According to lawyers and members of the family, Morsi’s family attended funeral prayers Tuesday morning at the mosque in the prison where he was incarcerated, then buried him at a cemetery where other senior Muslim Brotherhood figures are interred. The authorities refused the family’s request for a public funeral in their home province of Sharqiya, citing security concerns.

“We washed his noble body at Tora prison hospital, performed prayers for him in the prison mosque … The burial was at the cemetery for Muslim Brotherhood spiritual guides,” Morsi’s son Ahmed wrote on Facebook.

“Security agents turned reporters away from the cemetery, banning them from taking photographs of the funeral.
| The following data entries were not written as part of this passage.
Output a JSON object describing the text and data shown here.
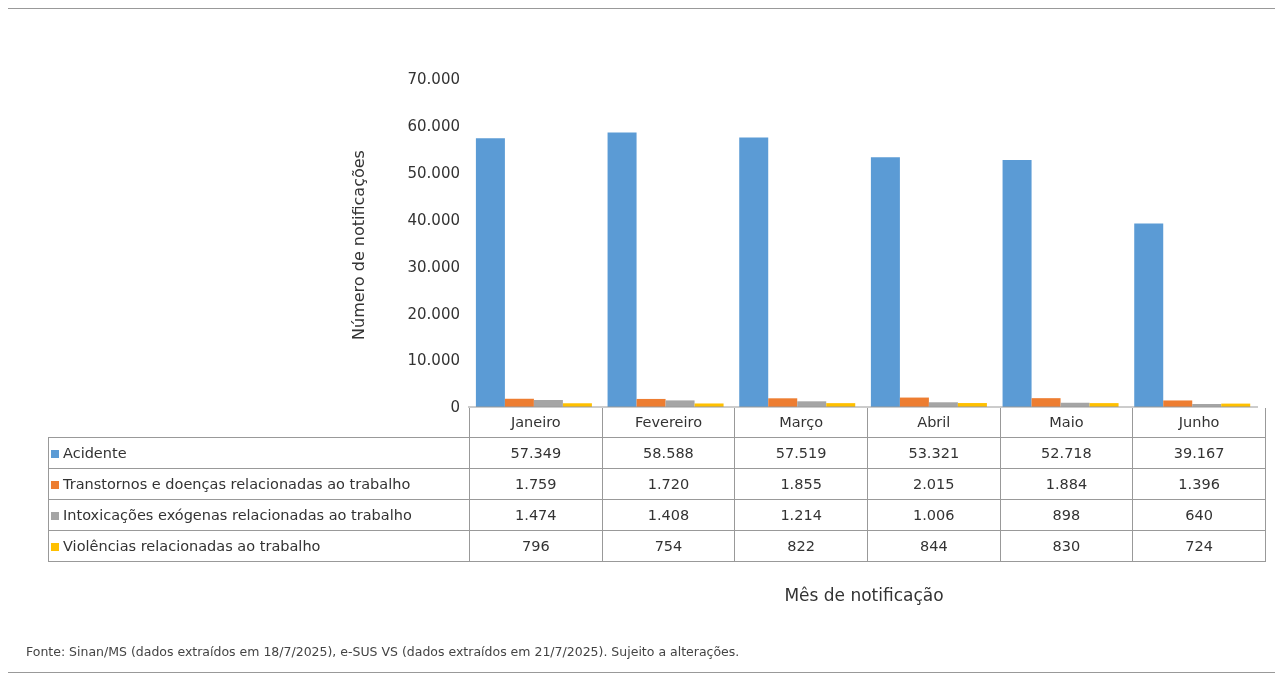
{
  "chart_data": {
    "type": "bar",
    "ylabel": "Número de notificações",
    "categories": [
      "Janeiro",
      "Fevereiro",
      "Março",
      "Abril",
      "Maio",
      "Junho"
    ],
    "series": [
      {
        "name": "Acidente",
        "color": "#5b9bd5",
        "values": [
          57349,
          58588,
          57519,
          53321,
          52718,
          39167
        ],
        "value_labels": [
          "57.349",
          "58.588",
          "57.519",
          "53.321",
          "52.718",
          "39.167"
        ]
      },
      {
        "name": "Transtornos e doenças relacionadas ao trabalho",
        "color": "#ed7d31",
        "values": [
          1759,
          1720,
          1855,
          2015,
          1884,
          1396
        ],
        "value_labels": [
          "1.759",
          "1.720",
          "1.855",
          "2.015",
          "1.884",
          "1.396"
        ]
      },
      {
        "name": "Intoxicações exógenas relacionadas ao trabalho",
        "color": "#a5a5a5",
        "values": [
          1474,
          1408,
          1214,
          1006,
          898,
          640
        ],
        "value_labels": [
          "1.474",
          "1.408",
          "1.214",
          "1.006",
          "898",
          "640"
        ]
      },
      {
        "name": "Violências relacionadas ao trabalho",
        "color": "#ffc000",
        "values": [
          796,
          754,
          822,
          844,
          830,
          724
        ],
        "value_labels": [
          "796",
          "754",
          "822",
          "844",
          "830",
          "724"
        ]
      }
    ],
    "ylim": [
      0,
      70000
    ],
    "yticks": [
      0,
      {
        "value": 10000,
        "label": "10.000"
      },
      {
        "value": 20000,
        "label": "20.000"
      },
      {
        "value": 30000,
        "label": "30.000"
      },
      {
        "value": 40000,
        "label": "40.000"
      },
      {
        "value": 50000,
        "label": "50.000"
      },
      {
        "value": 60000,
        "label": "60.000"
      },
      {
        "value": 70000,
        "label": "70.000"
      }
    ],
    "legend": "bottom",
    "annotations": [
      "Mês de notificação",
      "Fonte: Sinan/MS (dados extraídos em 18/7/2025), e-SUS VS (dados extraídos em 21/7/2025). Sujeito a alterações."
    ]
  }
}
Reporters were also barred from traveling to Morsi’s hometown,” NBC News reported.

The Muslim Brotherhood, which previously accused the Egyptian government of “assassinating” Morsi by allowing his health to deteriorate in prison, called his death a “full-fledged murder” and called on supporters to stage a mass funeral in addition to demonstrating at Egyptian embassies worldwide.

Following Morsi’s removal, Egypt joined the United Arab Emirates (UAE), Saudi Arabia, and Russia in branding the Muslim Brotherhood a terrorist organization.

Some observers criticized Morsi’s burial for its unseemly haste, which did not allow enough time for all of his family members to gather, and the refusal to allow him to be interred in his hometown in accordance with Egyptian burial traditions.

Two major international human rights organizations quickly called for a thorough investigation of Morsi’s death.

“The Egyptian authorities have an appalling track record of detaining prisoners in prolonged solitary confinement and in dire conditions as well as subjecting prisoners to torture and other ill-treatment. This makes it all the more crucial for the authorities to carry out an investigation to determine whether any such ill-treatment was a contributing factor to Mohamed Morsi’s death, and ensuring that those responsible for the violation of his rights are held accountable,” Amnesty International said on Monday.

“The Egyptian government deliberately singled out former President Morsi for especially harsh treatment and isolation. Whatever one’s views of Morsi’s politics, his treatment was horrific and those responsible should be investigated and appropriately prosecuted,” said Human Rights Watch.